I am working on a kind of bootstrapping procedure for visual fixation data, and would be helped by the insights of others on this issue I am having. I suspect that either I'm missing something related to the functioning of the random number generator (random.randrange), or it shows my currently novice understanding of numpy array iteration and slicing. Being a psychologist with only hobby-level programming experience, i would not be surprised if it turns out I'm doing this in a really backwards way.
When you want to perform statistical analysis on visual fixation data, you often need to take center-bias into account, which is the bias whereby observers tend to fixate more to the center of an image at first and more randomly in the image later. This bias causes a temporal correlation between fixations, and an ROC-analysis (Receiver Operator Characteristic) performed on such data needs a baseline based on a specific kind of bootstrap method.
In this case, the data resides in a numpy array named original.

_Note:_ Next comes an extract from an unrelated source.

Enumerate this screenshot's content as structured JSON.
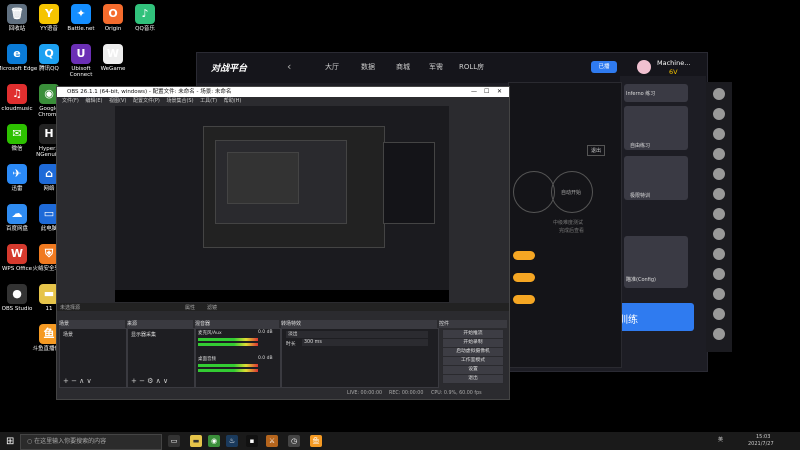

This array is of shape (22, 800, 15, 2), where the dimensions indicate [observer, image, fixation (x, y)]. So, 15 fixations per observer per image.

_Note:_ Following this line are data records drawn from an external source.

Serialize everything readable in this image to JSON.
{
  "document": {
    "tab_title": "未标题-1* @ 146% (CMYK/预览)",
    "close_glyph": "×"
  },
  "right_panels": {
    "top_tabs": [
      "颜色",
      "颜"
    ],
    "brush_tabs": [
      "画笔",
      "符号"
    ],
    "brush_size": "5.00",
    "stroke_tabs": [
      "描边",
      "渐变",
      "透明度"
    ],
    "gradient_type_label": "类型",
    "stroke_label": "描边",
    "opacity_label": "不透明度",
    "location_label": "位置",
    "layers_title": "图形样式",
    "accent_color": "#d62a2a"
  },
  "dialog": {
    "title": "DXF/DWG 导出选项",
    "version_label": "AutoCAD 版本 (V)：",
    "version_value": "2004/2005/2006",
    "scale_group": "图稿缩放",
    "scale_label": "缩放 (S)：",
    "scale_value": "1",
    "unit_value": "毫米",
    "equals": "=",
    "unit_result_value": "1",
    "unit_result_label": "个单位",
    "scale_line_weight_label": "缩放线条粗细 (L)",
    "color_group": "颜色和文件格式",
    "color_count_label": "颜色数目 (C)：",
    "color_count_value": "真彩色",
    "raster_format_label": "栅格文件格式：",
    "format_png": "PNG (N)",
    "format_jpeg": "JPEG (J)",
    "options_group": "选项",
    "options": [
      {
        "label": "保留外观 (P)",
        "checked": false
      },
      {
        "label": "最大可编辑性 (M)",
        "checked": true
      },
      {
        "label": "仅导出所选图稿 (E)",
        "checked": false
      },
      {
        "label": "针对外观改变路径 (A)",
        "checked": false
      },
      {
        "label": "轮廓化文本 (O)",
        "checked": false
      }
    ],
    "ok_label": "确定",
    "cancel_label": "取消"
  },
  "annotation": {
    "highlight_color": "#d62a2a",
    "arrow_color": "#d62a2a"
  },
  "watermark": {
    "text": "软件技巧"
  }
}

In the bootstrap, we generally want to replace each fixation with another fixation that occurs somewhere in the set of all other images and all observers, but at the same time (in this case: the same fixation index, index 2 of original).
I think this means that we have to do the following:
I have a function that takes array original and does what is described above with the slight modification that when only one of the original x, y pair is NaN, it only sets that x or y in the random fixation to np.nan. When I iterate through the loops I saw good results. After iterating through +- 10 loops I was satisfied as all data looked perfect, after which I proceeded to remove the raw_input() breakpoints I had set and let the function process all of the data without interruption. When I did so, I noticed that the function slows down each loop and grinds to a halt when it reaches observer=0 image=48.
My code is as follows:
for obs_index, obs in enumerate(original):
for img_index, img in enumerate(obs):
print obs_index, img_index
for fix_index, fix in enumerate(img):
# do the following because sometimes only x or y in the original is NaN
rand_fix = (np.nan, np.nan)
while np.isnan(rand_fix[0]) or np.isnan(rand_fix[1]):
rand_obs = randrange(observers)
rand_img = img_index
while rand_img == img_index:
rand_img = randrange(images)
rand_fix = original[rand_obs, rand_img, fix_index]
# do the following because sometimes only x or y in the original is NaN
if np.isnan(fix[0]):
rand_fix[0] = np.nan
if np.isnan(fix[1]):
rand_fix[1] = np.nan
shuffled[obs_index, img_index, fix_index] = rand_fix
When this function finishes, shuffled should contain correctly shuffled fixation data for use in ROC-analysis.
SOLVED
I came up with the following code, that no longer slows down:
for obs_index, obs in enumerate(original):
for img_index, img in enumerate(obs):
for fix_index, fix in enumerate(img):
x = fix[0]
y = fix[1]
rand_x = np.nan
rand_y = np.nan
if not(np.isnan(x) or np.isnan(y)):
while np.isnan(rand_x) or np.isnan(rand_y):
rand_obs = randrange(observers)
rand_img = img_index
while rand_img == img_index:
rand_img = randrange(images)
rand_x = original[rand_obs, rand_img, fix_index, 0]
rand_y = original[rand_obs, rand_img, fix_index, 1]
shuffled[obs_index, img_index, fix_index, 0] = rand_x
shuffled[obs_index, img_index, fix_index, 1] = rand_y
I also fixed the way the new fixation was assigned to the location in shuffled, to follow numpy indexing properly.